Why France Needs A New Kind Of Revolution

 | Jul 22, 2014 06:10AM ET

The sentiment of business leaders in France is that economic growth will be weak. In fact, it will be too tepid to deliver any cut in the unemployment rate, which has been stuck above 10 percent for the past six quarters. Given this, it is hardly surprising that President Francois Hollande’s popularity is terribly low, at 16 percent. What is a shock is the fact that this compares to an approval rating of 33 percent for his predecessor, Nicolas Sarkozy, who has been under investigation for allegedly using judicial contacts to keep a watch on a pending investigation of his 2012 campaign finances.

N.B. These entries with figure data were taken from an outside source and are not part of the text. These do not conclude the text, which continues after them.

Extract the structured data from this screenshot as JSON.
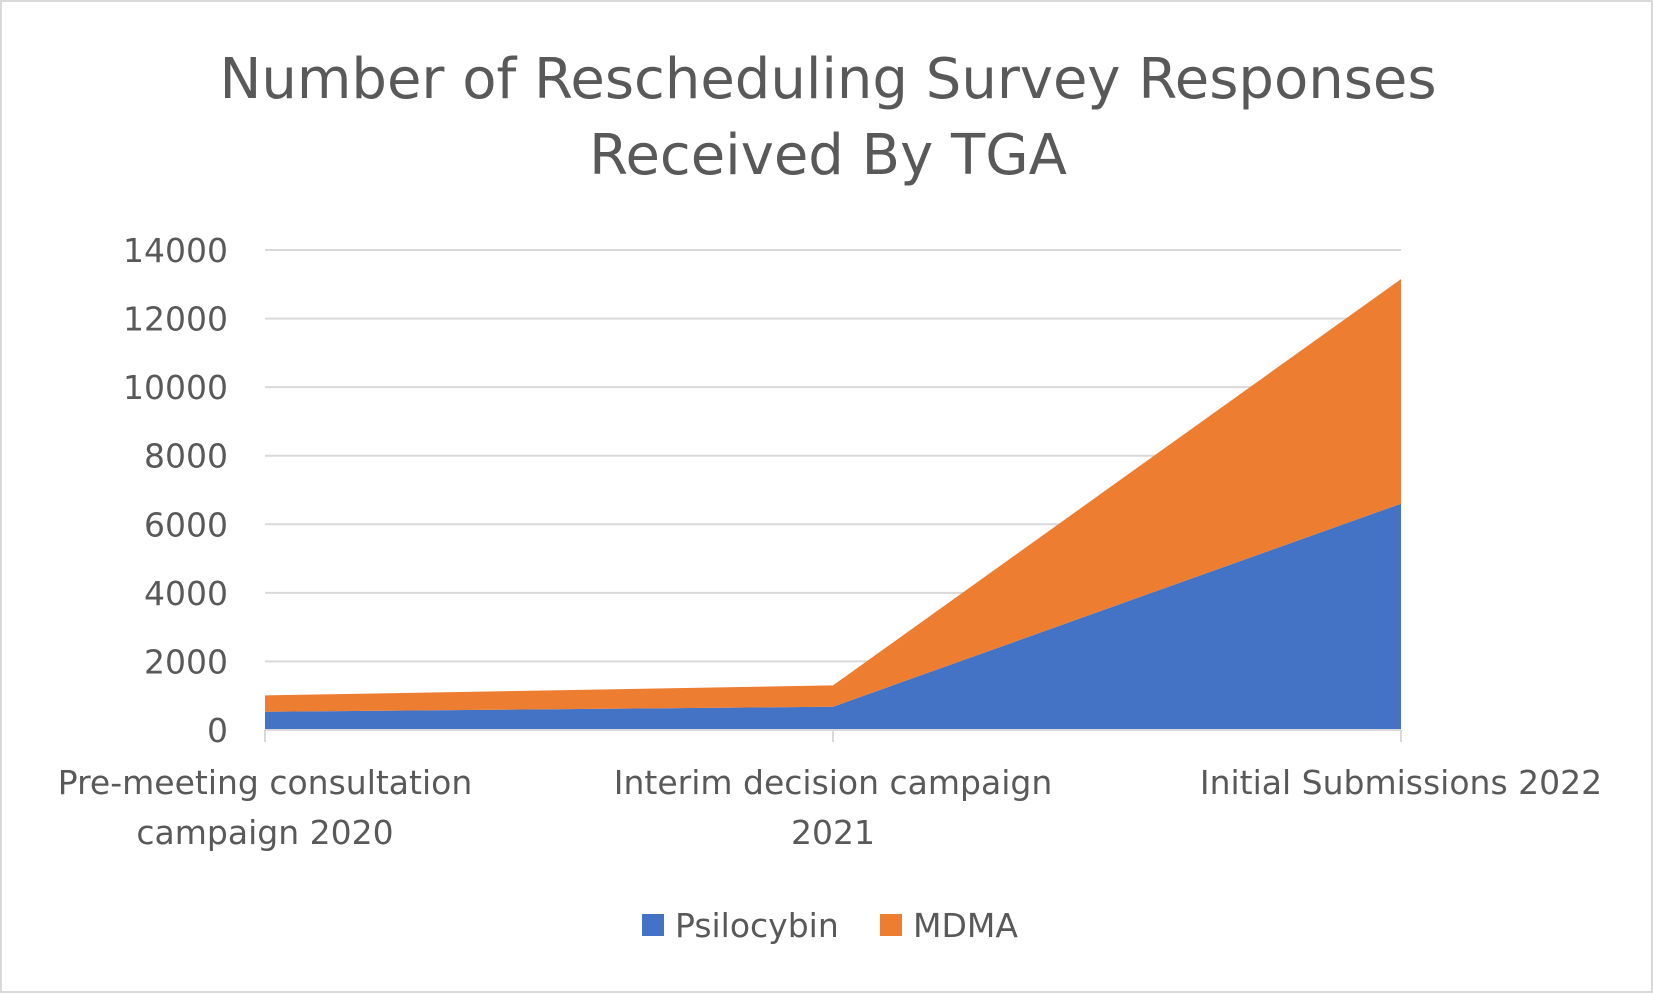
{
  "chart_data": {
    "type": "area",
    "stacked": true,
    "title": "Number of Rescheduling Survey Responses Received By TGA",
    "title_lines": [
      "Number of Rescheduling Survey Responses",
      "Received By TGA"
    ],
    "categories": [
      "Pre-meeting consultation campaign 2020",
      "Interim decision campaign 2021",
      "Initial Submissions 2022"
    ],
    "category_lines": [
      [
        "Pre-meeting consultation",
        "campaign 2020"
      ],
      [
        "Interim decision campaign",
        "2021"
      ],
      [
        "Initial Submissions 2022"
      ]
    ],
    "series": [
      {
        "name": "Psilocybin",
        "color": "#4472c4",
        "values": [
          530,
          680,
          6600
        ]
      },
      {
        "name": "MDMA",
        "color": "#ed7d31",
        "values": [
          480,
          620,
          6550
        ]
      }
    ],
    "ylim": [
      0,
      14000
    ],
    "yticks": [
      0,
      2000,
      4000,
      6000,
      8000,
      10000,
      12000,
      14000
    ],
    "ytick_labels": [
      "0",
      "2000",
      "4000",
      "6000",
      "8000",
      "10000",
      "12000",
      "14000"
    ],
    "xlabel": "",
    "ylabel": "",
    "grid": true,
    "legend_position": "bottom",
    "gridline_color": "#d9d9d9",
    "axis_color": "#d9d9d9"
  }
}
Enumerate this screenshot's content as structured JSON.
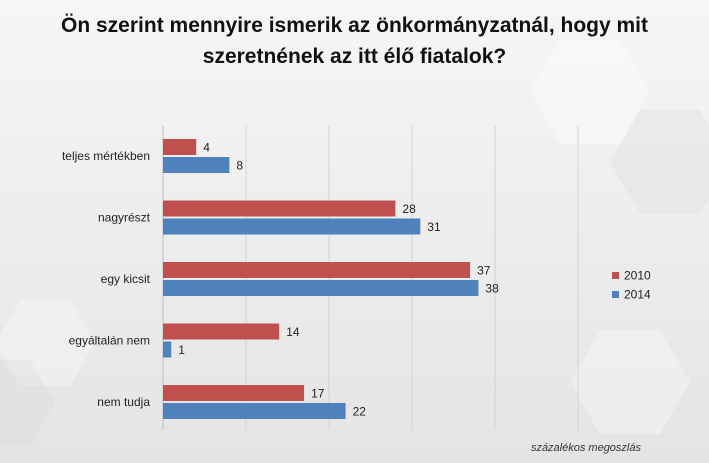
{
  "title_line1": "Ön szerint mennyire ismerik az önkormányzatnál, hogy mit",
  "title_line2": "szeretnének az itt élő fiatalok?",
  "footnote": "százalékos megoszlás",
  "colors": {
    "s2010": "#c0504d",
    "s2014": "#4f81bd"
  },
  "chart_data": {
    "type": "bar",
    "orientation": "horizontal",
    "title": "Ön szerint mennyire ismerik az önkormányzatnál, hogy mit szeretnének az itt élő fiatalok?",
    "categories": [
      "teljes mértékben",
      "nagyrészt",
      "egy kicsit",
      "egyáltalán nem",
      "nem tudja"
    ],
    "series": [
      {
        "name": "2010",
        "values": [
          4,
          28,
          37,
          14,
          17
        ]
      },
      {
        "name": "2014",
        "values": [
          8,
          31,
          38,
          1,
          22
        ]
      }
    ],
    "xlim": [
      0,
      50
    ],
    "grid": true,
    "legend": "right"
  }
}
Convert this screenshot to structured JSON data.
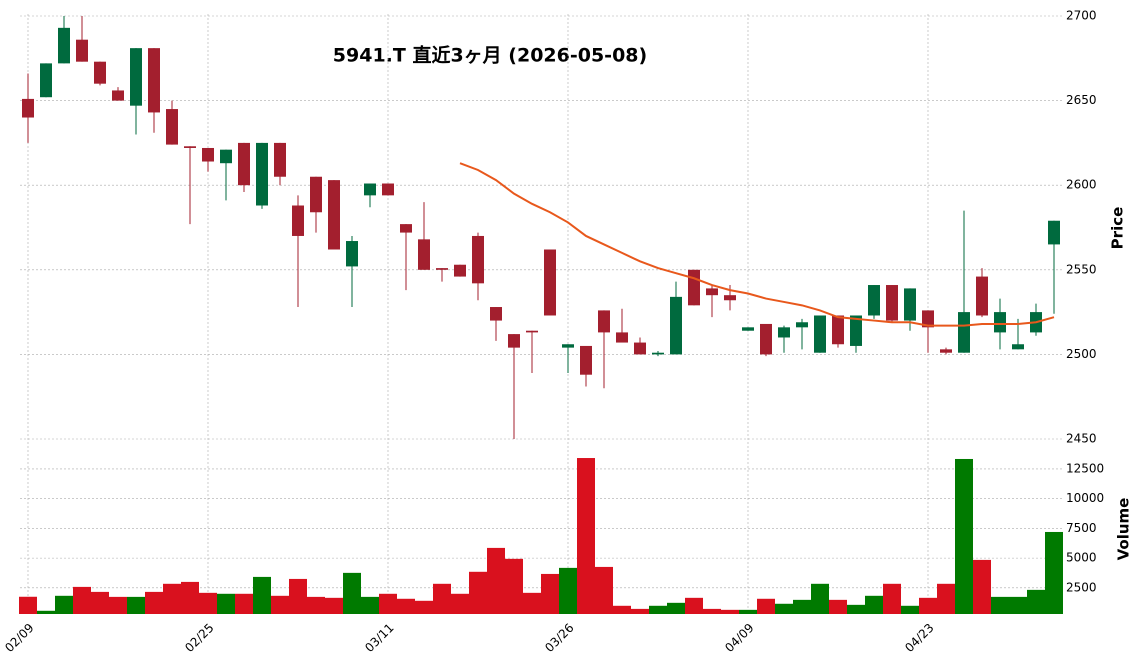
{
  "chart_data": [
    {
      "type": "candlestick",
      "title": "5941.T  直近3ヶ月 (2026-05-08)",
      "ylabel": "Price",
      "categories": [
        "02/09",
        null,
        null,
        null,
        null,
        null,
        null,
        null,
        null,
        null,
        "02/25",
        null,
        null,
        null,
        null,
        null,
        null,
        null,
        null,
        null,
        "03/11",
        null,
        null,
        null,
        null,
        null,
        null,
        null,
        null,
        null,
        "03/26",
        null,
        null,
        null,
        null,
        null,
        null,
        null,
        null,
        null,
        "04/09",
        null,
        null,
        null,
        null,
        null,
        null,
        null,
        null,
        null,
        "04/23",
        null,
        null,
        null,
        null,
        null,
        null,
        null
      ],
      "open": [
        2651,
        2652,
        2672,
        2686,
        2673,
        2656,
        2647,
        2681,
        2645,
        2623,
        2622,
        2613,
        2625,
        2588,
        2625,
        2588,
        2605,
        2603,
        2552,
        2594,
        2601,
        2577,
        2568,
        2551,
        2553,
        2570,
        2528,
        2512,
        2514,
        2562,
        2504,
        2505,
        2526,
        2513,
        2507,
        2500,
        2500,
        2550,
        2539,
        2535,
        2514,
        2518,
        2510,
        2516,
        2501,
        2523,
        2505,
        2523,
        2541,
        2520,
        2526,
        2503,
        2501,
        2546,
        2513,
        2503,
        2513,
        2565
      ],
      "high": [
        2666,
        2672,
        2700,
        2700,
        2673,
        2658,
        2681,
        2681,
        2650,
        2623,
        2622,
        2621,
        2625,
        2625,
        2625,
        2594,
        2605,
        2603,
        2570,
        2601,
        2601,
        2577,
        2590,
        2551,
        2553,
        2572,
        2528,
        2512,
        2514,
        2562,
        2506,
        2505,
        2526,
        2527,
        2510,
        2502,
        2543,
        2550,
        2541,
        2541,
        2516,
        2518,
        2517,
        2521,
        2523,
        2523,
        2523,
        2541,
        2541,
        2539,
        2526,
        2504,
        2585,
        2551,
        2533,
        2521,
        2530,
        2579
      ],
      "low": [
        2625,
        2652,
        2672,
        2673,
        2659,
        2650,
        2630,
        2631,
        2624,
        2577,
        2608,
        2591,
        2596,
        2586,
        2600,
        2528,
        2572,
        2562,
        2528,
        2587,
        2594,
        2538,
        2550,
        2543,
        2546,
        2532,
        2508,
        2450,
        2489,
        2523,
        2489,
        2481,
        2480,
        2507,
        2500,
        2499,
        2500,
        2529,
        2522,
        2526,
        2514,
        2499,
        2501,
        2503,
        2501,
        2504,
        2501,
        2521,
        2519,
        2514,
        2501,
        2500,
        2501,
        2522,
        2503,
        2503,
        2511,
        2524
      ],
      "close": [
        2640,
        2672,
        2693,
        2673,
        2660,
        2650,
        2681,
        2643,
        2624,
        2622,
        2614,
        2621,
        2600,
        2625,
        2605,
        2570,
        2584,
        2562,
        2567,
        2601,
        2594,
        2572,
        2550,
        2550,
        2546,
        2542,
        2520,
        2504,
        2513,
        2523,
        2506,
        2488,
        2513,
        2507,
        2500,
        2501,
        2534,
        2529,
        2535,
        2532,
        2516,
        2500,
        2516,
        2519,
        2523,
        2506,
        2523,
        2541,
        2520,
        2539,
        2516,
        2501,
        2525,
        2523,
        2525,
        2506,
        2525,
        2579
      ],
      "ma_values": [
        null,
        null,
        null,
        null,
        null,
        null,
        null,
        null,
        null,
        null,
        null,
        null,
        null,
        null,
        null,
        null,
        null,
        null,
        null,
        null,
        null,
        null,
        null,
        null,
        2613,
        2609,
        2603,
        2595,
        2589,
        2584,
        2578,
        2570,
        2565,
        2560,
        2555,
        2551,
        2548,
        2545,
        2541,
        2538,
        2536,
        2533,
        2531,
        2529,
        2526,
        2522,
        2521,
        2520,
        2519,
        2519,
        2517,
        2517,
        2517,
        2518,
        2518,
        2518,
        2519,
        2522
      ],
      "ma_color": "#e8581c",
      "up_color": "#006a3e",
      "down_color": "#a31f2e",
      "ylim": [
        2450,
        2700
      ],
      "yticks": [
        2450,
        2500,
        2550,
        2600,
        2650,
        2700
      ],
      "grid": true
    },
    {
      "type": "bar",
      "ylabel": "Volume",
      "values": [
        1750,
        570,
        1830,
        2580,
        2160,
        1740,
        1740,
        2160,
        2840,
        3000,
        2080,
        2000,
        2000,
        3420,
        1830,
        3250,
        1740,
        1660,
        3760,
        1740,
        2000,
        1580,
        1410,
        2840,
        2000,
        3850,
        5860,
        4940,
        2080,
        3670,
        4180,
        13420,
        4260,
        990,
        730,
        990,
        1240,
        1660,
        730,
        650,
        650,
        1580,
        1160,
        1490,
        2840,
        1490,
        1070,
        1830,
        2840,
        990,
        1660,
        2840,
        13340,
        4850,
        1740,
        1740,
        2330,
        7200
      ],
      "up_color": "#007a00",
      "down_color": "#d9111e",
      "ylim": [
        300,
        14600
      ],
      "yticks": [
        2500,
        5000,
        7500,
        10000,
        12500
      ],
      "grid": true
    }
  ]
}
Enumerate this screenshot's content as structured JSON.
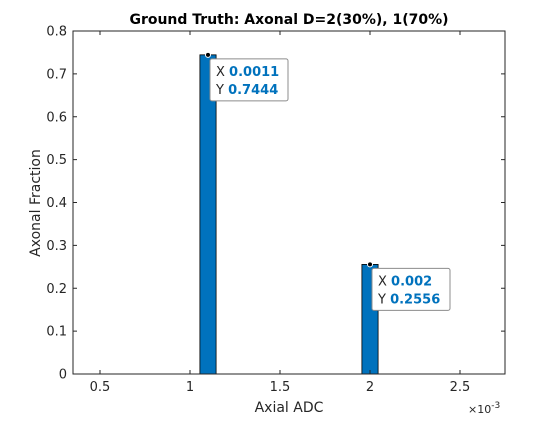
{
  "chart_data": {
    "type": "bar",
    "title": "Ground Truth: Axonal D=2(30%), 1(70%)",
    "xlabel": "Axial ADC",
    "ylabel": "Axonal Fraction",
    "x_exponent_label": "×10",
    "x_exponent_power": "-3",
    "xlim": [
      0.35,
      2.75
    ],
    "ylim": [
      0,
      0.8
    ],
    "xticks": [
      0.5,
      1,
      1.5,
      2,
      2.5
    ],
    "xtick_labels": [
      "0.5",
      "1",
      "1.5",
      "2",
      "2.5"
    ],
    "yticks": [
      0,
      0.1,
      0.2,
      0.3,
      0.4,
      0.5,
      0.6,
      0.7,
      0.8
    ],
    "ytick_labels": [
      "0",
      "0.1",
      "0.2",
      "0.3",
      "0.4",
      "0.5",
      "0.6",
      "0.7",
      "0.8"
    ],
    "bar_width": 0.09,
    "bar_color": "#0072bd",
    "grid": false,
    "bars": [
      {
        "x": 1.1,
        "y": 0.7444
      },
      {
        "x": 2.0,
        "y": 0.2556
      }
    ],
    "datatips": [
      {
        "x": 1.1,
        "y": 0.7444,
        "x_key": "X",
        "y_key": "Y",
        "x_text": "0.0011",
        "y_text": "0.7444"
      },
      {
        "x": 2.0,
        "y": 0.2556,
        "x_key": "X",
        "y_key": "Y",
        "x_text": "0.002",
        "y_text": "0.2556"
      }
    ]
  }
}
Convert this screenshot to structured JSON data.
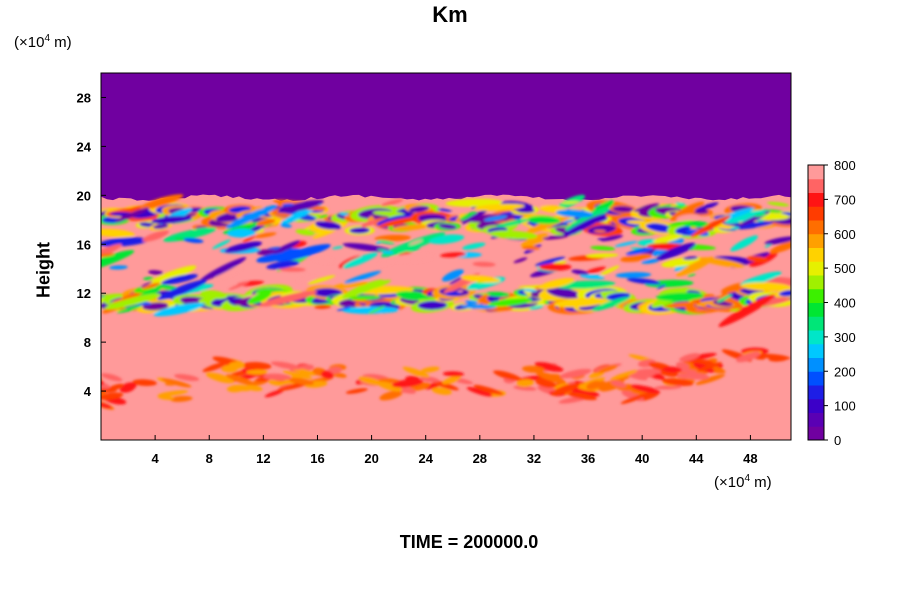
{
  "chart_data": {
    "type": "heatmap",
    "title": "Km",
    "ylabel": "Height",
    "xunit": {
      "prefix": "(×10",
      "exp": "4",
      "suffix": " m)"
    },
    "yunit": {
      "prefix": "(×10",
      "exp": "4",
      "suffix": " m)"
    },
    "xlim": [
      0,
      51
    ],
    "ylim": [
      0,
      30
    ],
    "xticks": [
      4,
      8,
      12,
      16,
      20,
      24,
      28,
      32,
      36,
      40,
      44,
      48
    ],
    "yticks": [
      4,
      8,
      12,
      16,
      20,
      24,
      28
    ],
    "colorbar": {
      "min": 0,
      "max": 800,
      "ticks": [
        0,
        100,
        200,
        300,
        400,
        500,
        600,
        700,
        800
      ],
      "levels": [
        "#7000a0",
        "#5a00b4",
        "#3c00c8",
        "#1e1ee6",
        "#0050ff",
        "#0090ff",
        "#00c8ff",
        "#00e6c8",
        "#00e678",
        "#00e632",
        "#3cf000",
        "#a0f000",
        "#e6f000",
        "#ffd200",
        "#ffa000",
        "#ff6e00",
        "#ff3c00",
        "#ff1414",
        "#ff6464",
        "#ff9a9a"
      ]
    },
    "background_value": 800,
    "upper_value": 0,
    "tropopause_height": 19.8,
    "band_heights": [
      11.5,
      18.0
    ],
    "time": "TIME = 200000.0"
  }
}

At the heart of the economic condition is the rate of national unemployment. This is seen as rising to 10.2 percent in Q2 this year, and risks drawing level with the record high of 10.3 percent that was booked in Q1, Q2 and Q3 last year.
In its first forecast for the whole of 2014, INSEE said the Eurozone's second-largest economy will grow by just 0.7 percent this year. This is significantly below the 1.0 percent that the Hollande administration has suggested and upon which it has based its economic and financial strategy.
Business leaders remain unimpressed by the current administration even despite attempts by the president to kick-start the economy through pledges of tax cuts for business and tax breaks for low-income households, in a bid to improve their spending power. Despite the rhetoric from the president and his leading ministers, the measure for the business climate is below the 5-year average.